Durement affecté, le secteur hospitalier déterminé à se redresser

Des millions de dollars doivent être investis pour que les hôpitaux endommagés puissent reprendre une activité normale.

Durement affecté, le secteur hospitalier déterminé à se redresser

Un homme répare l'entrée de l'hôpital Saint Georges à Beyrouth. L'établissement a été lourdement endommagé par l'explosion du 4 août. REUTERS/Hannah McKay

Le secteur hospitalier agonisait depuis plusieurs mois déjà, la crise économique et financière couplée à la pandémie du Covid-19 l’ayant durement affecté et mis à rude épreuve. La double explosion criminelle du 4 août lui a asséné le coup de grâce. En quelques secondes, quatre grands hôpitaux de la capitale – le Centre médical universitaire-hôpital Saint-Georges, l’Hôpital libanais-Geitaoui, l’hôpital des Sœurs du Rosaire et l’hôpital gouvernemental de la Quarantaine – sont devenus hors service. Ces établissements, qui assuraient des soins à des milliers de patients, sont aujourd’hui dévastés.

« Le soir de l’explosion, nous avions des patients dans les sept étages de l’hôpital, se souvient le Dr Naji Abi Rached, directeur médical de l’Hôpital libanais-Geitaoui. Tous les étages ont été soufflés et les dix-sept ascenseurs endommagés. Les patients se trouvaient donc coincés. Nous avons dû réagir rapidement pour les évacuer, ce que nous avons fait en les portant dans nos bras et sur nos épaules. Les équipes, médicale et infirmière, ont participé à cette opération. Les tâches ont été réparties de manière spontanée. »

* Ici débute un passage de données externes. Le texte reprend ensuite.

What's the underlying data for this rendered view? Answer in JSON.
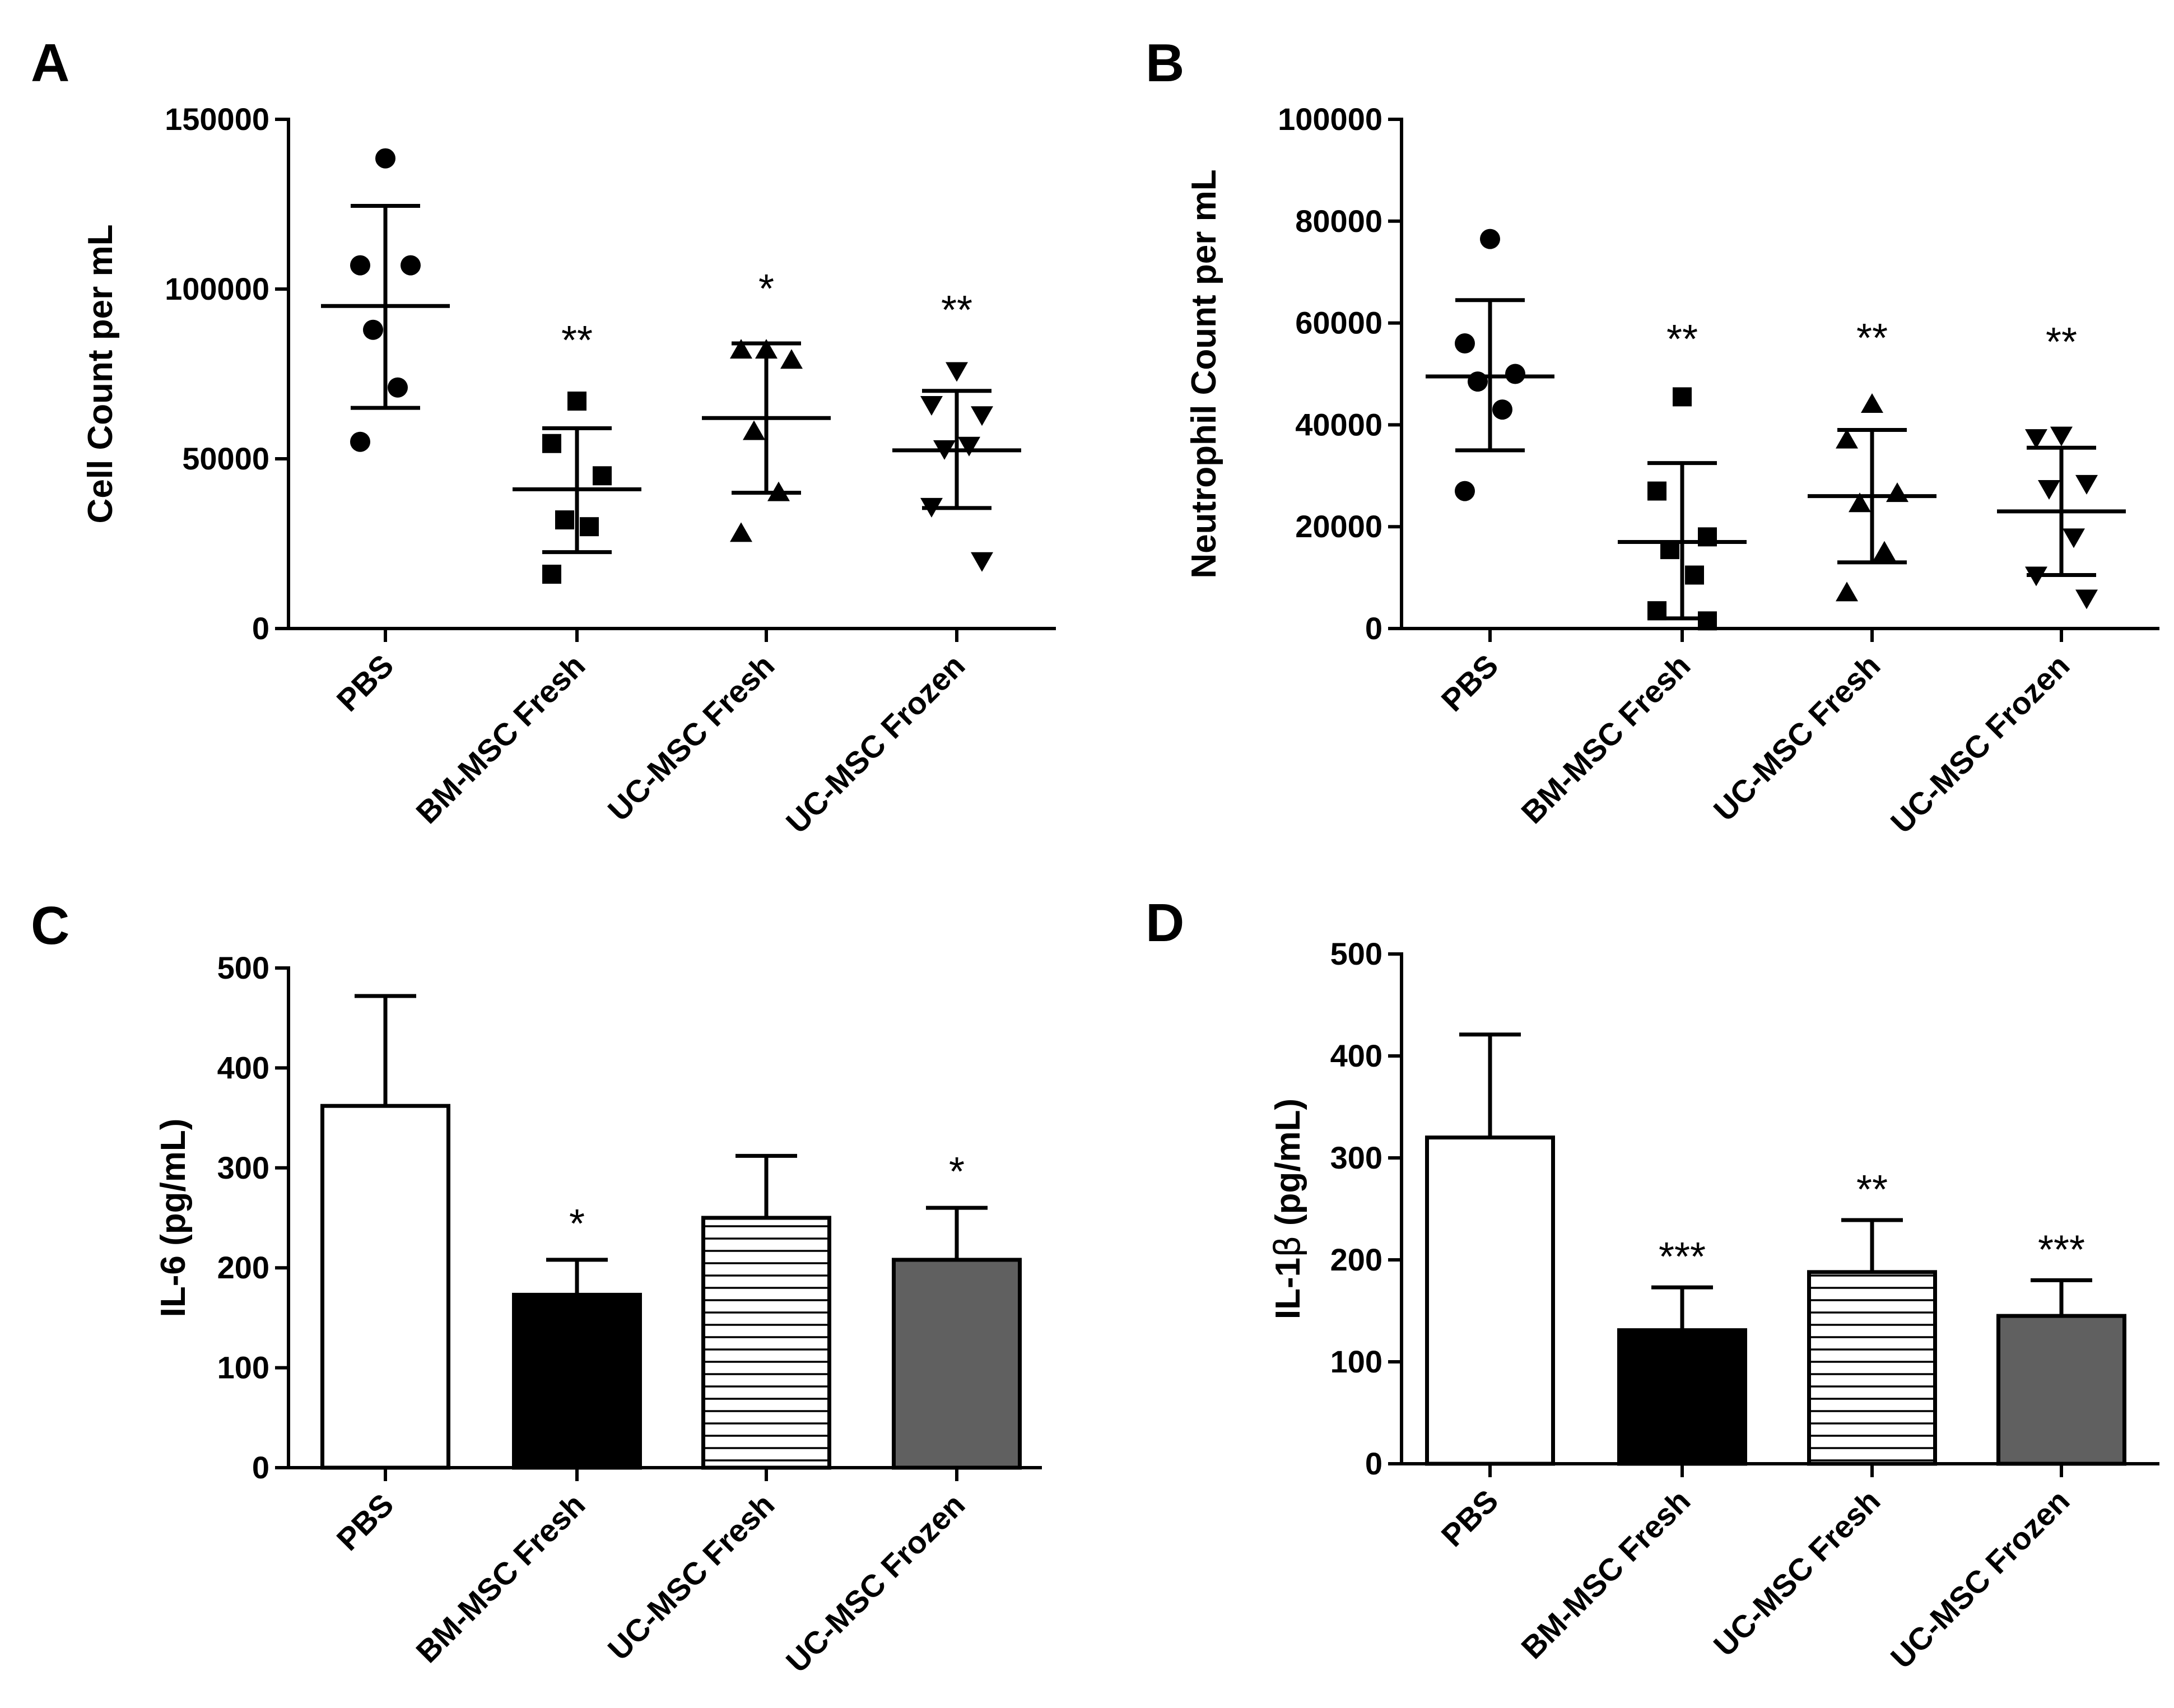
{
  "chart_data": [
    {
      "panel": "A",
      "type": "scatter",
      "ylabel": "Cell Count per mL",
      "ylim": [
        0,
        150000
      ],
      "yticks": [
        0,
        50000,
        100000,
        150000
      ],
      "categories": [
        "PBS",
        "BM-MSC Fresh",
        "UC-MSC Fresh",
        "UC-MSC Frozen"
      ],
      "markers": [
        "circle",
        "square",
        "triangle-up",
        "triangle-down"
      ],
      "series": [
        {
          "name": "PBS",
          "points": [
            138500,
            107000,
            107000,
            88000,
            71000,
            55000
          ],
          "mean": 95000,
          "sd_upper": 124500,
          "sd_lower": 65000,
          "significance": ""
        },
        {
          "name": "BM-MSC Fresh",
          "points": [
            67000,
            54500,
            45000,
            32000,
            30000,
            16000
          ],
          "mean": 41000,
          "sd_upper": 59000,
          "sd_lower": 22500,
          "significance": "**"
        },
        {
          "name": "UC-MSC Fresh",
          "points": [
            82000,
            82000,
            79000,
            58000,
            40000,
            28000
          ],
          "mean": 62000,
          "sd_upper": 84000,
          "sd_lower": 40000,
          "significance": "*"
        },
        {
          "name": "UC-MSC Frozen",
          "points": [
            76000,
            66000,
            63000,
            53000,
            54000,
            36000,
            20000
          ],
          "mean": 52500,
          "sd_upper": 70000,
          "sd_lower": 35500,
          "significance": "**"
        }
      ]
    },
    {
      "panel": "B",
      "type": "scatter",
      "ylabel": "Neutrophil Count per mL",
      "ylim": [
        0,
        100000
      ],
      "yticks": [
        0,
        20000,
        40000,
        60000,
        80000,
        100000
      ],
      "categories": [
        "PBS",
        "BM-MSC Fresh",
        "UC-MSC Fresh",
        "UC-MSC Frozen"
      ],
      "markers": [
        "circle",
        "square",
        "triangle-up",
        "triangle-down"
      ],
      "series": [
        {
          "name": "PBS",
          "points": [
            76500,
            56000,
            50000,
            48500,
            43000,
            27000
          ],
          "mean": 49500,
          "sd_upper": 64500,
          "sd_lower": 35000,
          "significance": ""
        },
        {
          "name": "BM-MSC Fresh",
          "points": [
            45500,
            27000,
            18000,
            15500,
            10500,
            3500,
            1500
          ],
          "mean": 17000,
          "sd_upper": 32500,
          "sd_lower": 2000,
          "significance": "**"
        },
        {
          "name": "UC-MSC Fresh",
          "points": [
            44000,
            37000,
            26500,
            24500,
            15000,
            7000
          ],
          "mean": 26000,
          "sd_upper": 39000,
          "sd_lower": 13000,
          "significance": "**"
        },
        {
          "name": "UC-MSC Frozen",
          "points": [
            38000,
            37500,
            28500,
            27500,
            18000,
            10500,
            6000
          ],
          "mean": 23000,
          "sd_upper": 35500,
          "sd_lower": 10500,
          "significance": "**"
        }
      ]
    },
    {
      "panel": "C",
      "type": "bar",
      "ylabel": "IL-6 (pg/mL)",
      "ylim": [
        0,
        500
      ],
      "yticks": [
        0,
        100,
        200,
        300,
        400,
        500
      ],
      "categories": [
        "PBS",
        "BM-MSC Fresh",
        "UC-MSC Fresh",
        "UC-MSC Frozen"
      ],
      "fills": [
        "white",
        "black",
        "stripes",
        "gray"
      ],
      "values": [
        362,
        173,
        250,
        208
      ],
      "error_upper": [
        472,
        208,
        312,
        260
      ],
      "significance": [
        "",
        "*",
        "",
        "*"
      ]
    },
    {
      "panel": "D",
      "type": "bar",
      "ylabel_prefix": "IL-1",
      "ylabel_greek": "β",
      "ylabel_suffix": " (pg/mL)",
      "ylim": [
        0,
        500
      ],
      "yticks": [
        0,
        100,
        200,
        300,
        400,
        500
      ],
      "categories": [
        "PBS",
        "BM-MSC Fresh",
        "UC-MSC Fresh",
        "UC-MSC Frozen"
      ],
      "fills": [
        "white",
        "black",
        "stripes",
        "gray"
      ],
      "values": [
        320,
        131,
        188,
        145
      ],
      "error_upper": [
        421,
        173,
        239,
        180
      ],
      "significance": [
        "",
        "***",
        "**",
        "***"
      ]
    }
  ],
  "colors": {
    "ink": "#000000",
    "bar_gray": "#606060",
    "bar_white": "#ffffff"
  }
}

Le Dr Abi Rached explique que « dans le cadre du plan blanc, mis en place à l’hôpital pour répondre aux urgences et catastrophes, les patients ont été évacués vers les étages protégés de l’établissement ». « Les patients de l’unité de Covid-19 ont été sécurisés sur place, puis transférés le soir même, avec l’assistance de la Croix-Rouge libanaise et de l’armée, vers des centres d’accueil, poursuit-il. Ils étaient quinze et nous avons pu les faire admettre à l’hôpital universitaire Rafic Hariri à Beyrouth, à l’hôpital Notre-Dame des Secours de Jbeil et au Centre médical de l’Université américaine de Beyrouth. »

Parallèlement, « nous avons été submergés par le flot de patients qui se sont présentés aux urgences. Nous avons reçu 204 blessés et les corps de douze victimes ».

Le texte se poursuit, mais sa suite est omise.